Monday, May 28, 2018

Actual contestants in the comparo

As I've noted before, BMH and BLB are train wrecks when the data is not independent. While I certainly want to cite those authors, I don't think it's fair to say that their algorithms are really what I'm competing against. I've modified them too heavily to work in the blocked sampling case.

So, who's actually in this contest? And by the way, what is the contest? The second question has an easy answer: find the best estimator of the block sum variance. The actual estimator of the sum is the same for all of these. But, we want to know how good it is. The "best" estimator isn't necessarily the one that comes the closest to the real value (though, that's a good start).

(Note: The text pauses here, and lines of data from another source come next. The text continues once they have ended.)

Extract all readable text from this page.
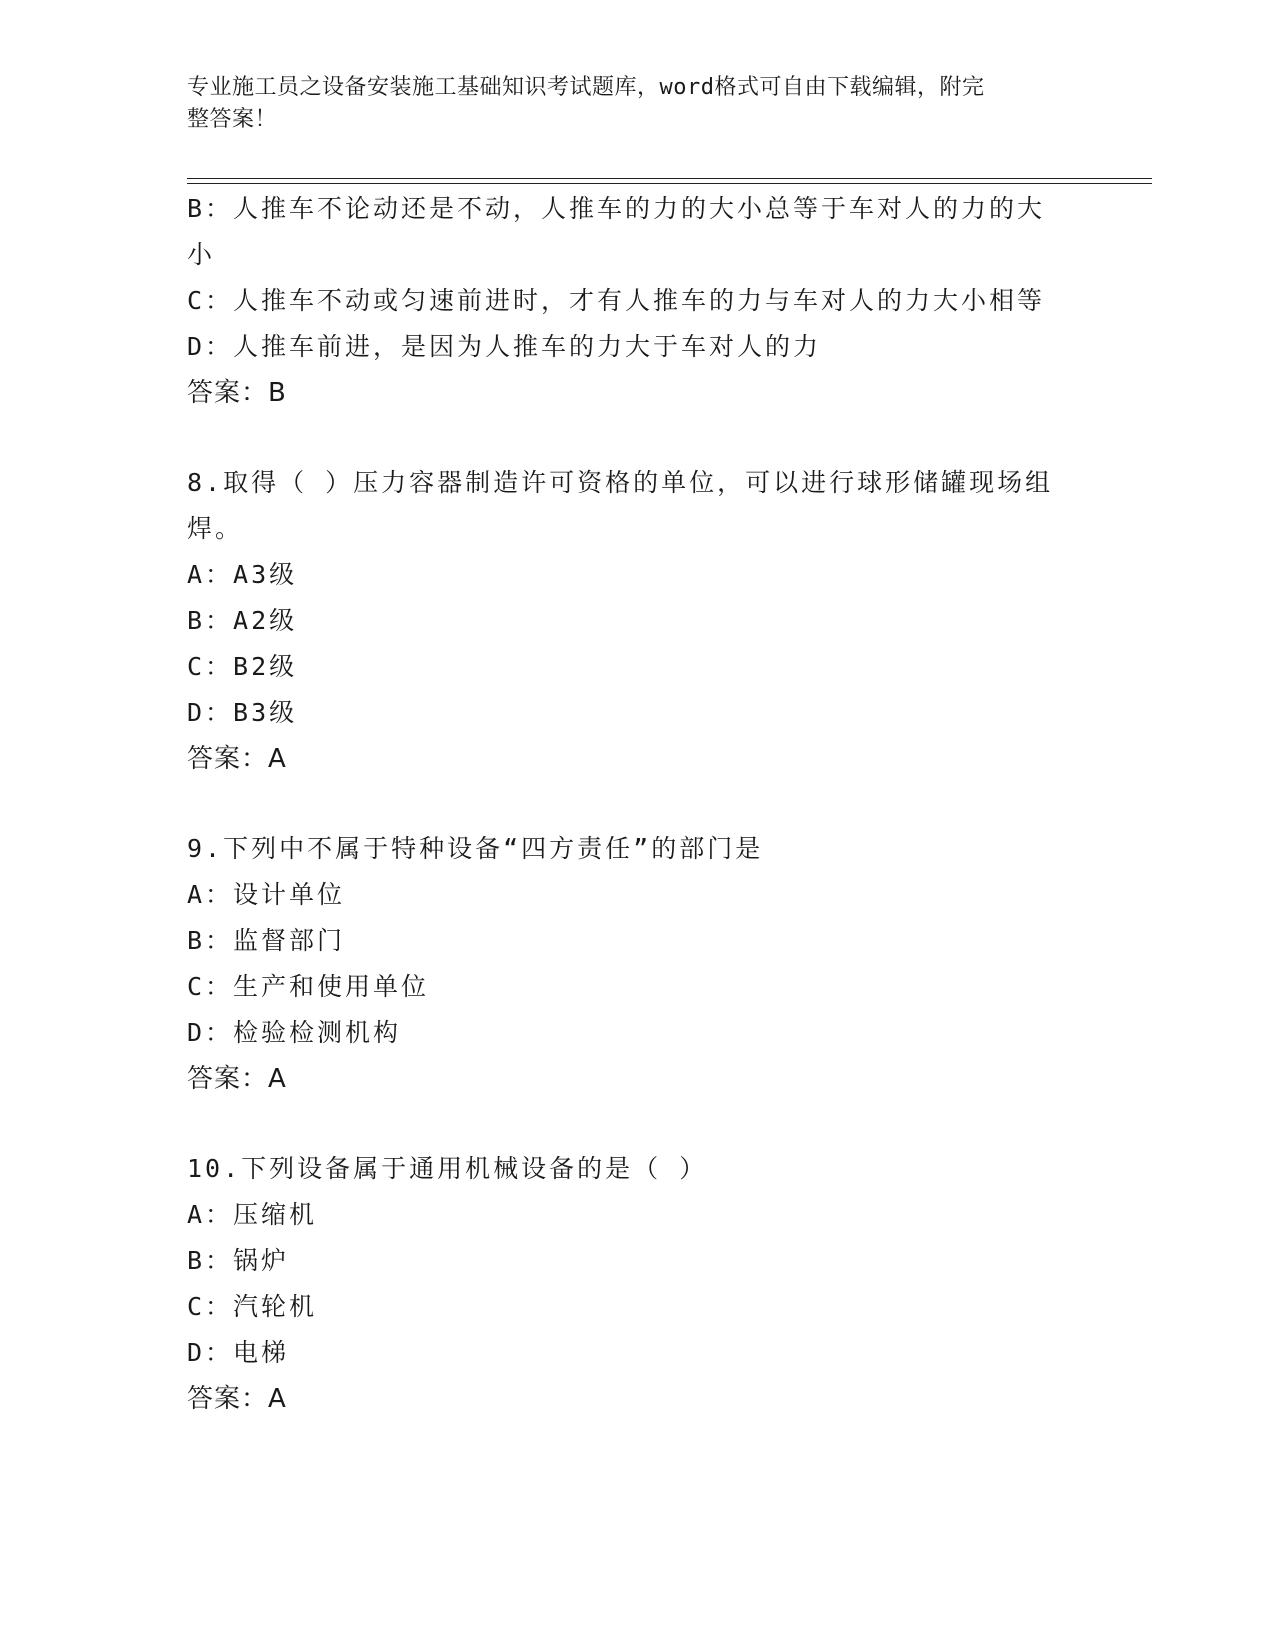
专业施工员之设备安装施工基础知识考试题库，word格式可自由下载编辑，附完
整答案！
B：人推车不论动还是不动，人推车的力的大小总等于车对人的力的大
小
C：人推车不动或匀速前进时，才有人推车的力与车对人的力大小相等
D：人推车前进，是因为人推车的力大于车对人的力
答案：B
8.取得（ ）压力容器制造许可资格的单位，可以进行球形储罐现场组
焊。
A：A3级
B：A2级
C：B2级
D：B3级
答案：A
9.下列中不属于特种设备“四方责任”的部门是
A：设计单位
B：监督部门
C：生产和使用单位
D：检验检测机构
答案：A
10.下列设备属于通用机械设备的是（ ）
A：压缩机
B：锅炉
C：汽轮机
D：电梯
答案：A
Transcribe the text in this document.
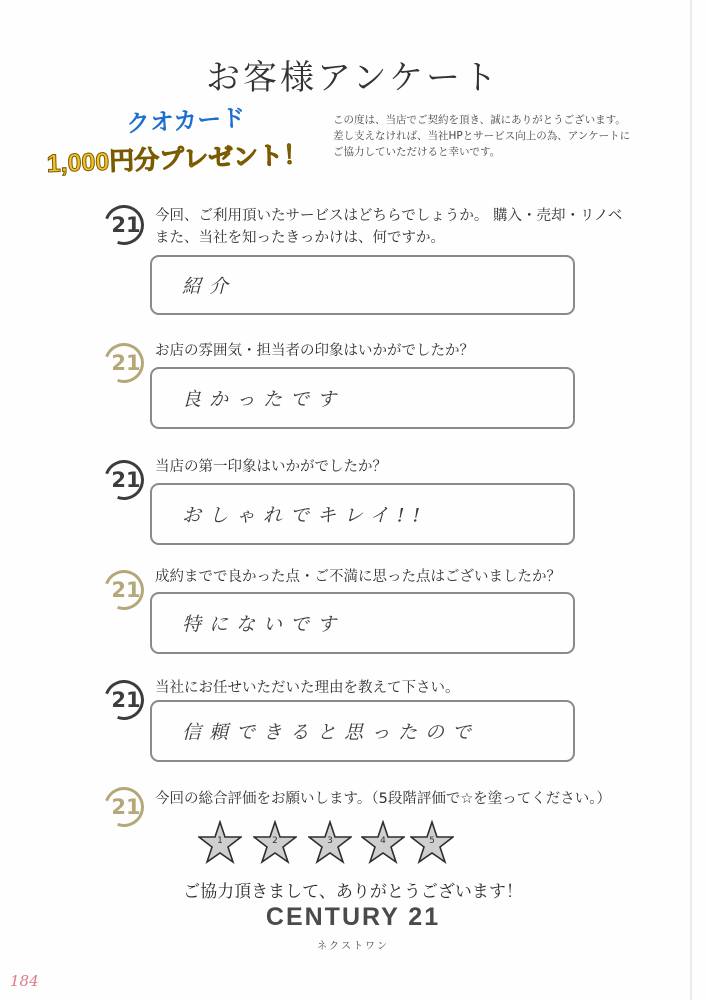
お客様アンケート
クオカード
1,000円分プレゼント！
この度は、当店でご契約を頂き、誠にありがとうございます。
差し支えなければ、当社HPとサービス向上の為、アンケートに
ご協力していただけると幸いです。
21 今回、ご利用頂いたサービスはどちらでしょうか。 購入・売却・リノベ
また、当社を知ったきっかけは、何ですか。
紹介
21 お店の雰囲気・担当者の印象はいかがでしたか？
良かったです
21
当店の第一印象はいかがでしたか？
おしゃれでキレイ!!
21
成約までで良かった点・ご不満に思った点はございましたか？
特にないです
21 当社にお任せいただいた理由を教えて下さい。
信頼できると思ったので
21 今回の総合評価をお願いします。（5段階評価で☆を塗ってください。）
1	2	3	4	5
ご協力頂きまして、ありがとうございます！
CENTURY 21
ネクストワン
184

The correlation with the sum matters, too. If the estimator and the block sum variance are positively correlated (they usually are), then you get too many rejections when both are low. So, it's quite possible to have an estimator that's quite accurate, but still produces bad confidence intervals too often (the sample block variance fails on this count).

  1. Sample Block Variance: You want to know the variance of a population and you have a sample from that population? Well, just use the sample variance. It's easy to compute, unbiased, and has minimum variance. Too bad it sucks so badly in this case. The problem, as just mentioned is that it is very strongly correlated with the sample sum, especially at small sample sizes. Any stopping rule based on this estimator will stop too early too often.
  2. Rho Variance: Rather than use the block sum sample variance, we derive the block sum variance as a function of the hit rate variance. We then use the sample variance of the hit rates and plug it into this function. Works great when the variance of the hit rate is really what's driving the block sum variance. Not so much otherwise.
  3. Adjusted Rho Variance: Part of the problem with the above method is that there will be variations in the hit rate from one block to the next even if the actual parameter is constant. So, we compute the variance in the hit rate that we would expect to see if it really was constant and subtract that out (variances are nice that way, you can decompose them into pieces that can be added or subtracted as needed). This adjustment makes the method work well in both the above case and when things really distributed uniformly. Still doesn't help when the underlying distribution is changing, which is to be expected as the method doesn't even look at that.
  4. Partition Bootstrap: To try to account for partitions that vary both in hit rate and distribution of the measures, we perform a bootstrap method where we resample the existing partitions to create blocks and then look at the variance of the empirical distribution of the blocks. I'm not entirely sure why this one doesn't work better other than the usual problem with correlation between the sample sum and variance estimate. At any rate, it's actually pretty bad across the board.
  5. Metropolis-Hastings: Here, we try to construct the distribution of the entire population by estimating the parameters with an MCMC chain. We then sample these points and feed them into the exact formula for the block sum variance. I haven't finished validating my work on this one, but it appears to work fine. The only problem is that it's rather slow because you can't parallelize the MCMC chain (well, you can, but the results aren't as good). This algorithm borrows the idea from BMH that it's OK to run the chain on just a sample rather than the full data set. There's a variant that I'm also testing that the BMH authors suggested where you actually use a different subset of the data for each iteration of the chain.
  6. Full Kernel estimator: Rather than generate an empirical distribution with an MCMC chain, we generate one using Kernel techniques. The resulting distribution is very similar to the MCMC distribution, as are the generally good results. It's still not as fast as the Adjusted Rho Variance, but it handles pretty much any case and the Kernel can be easily biased in the early going to avoid the problems of correlation with the sum estimator at low sample sizes. (I didn't find this to be necessary, but it's a nice feature to have).
So, 3 and 6 are the winners, though I'm pretty sure 4 would work fine if I put more effort into it. As 3 and 6 are the most original methods, I'm not really worried that 4 isn't doing great. If somebody else wants to publish an improvement, they are free to do so.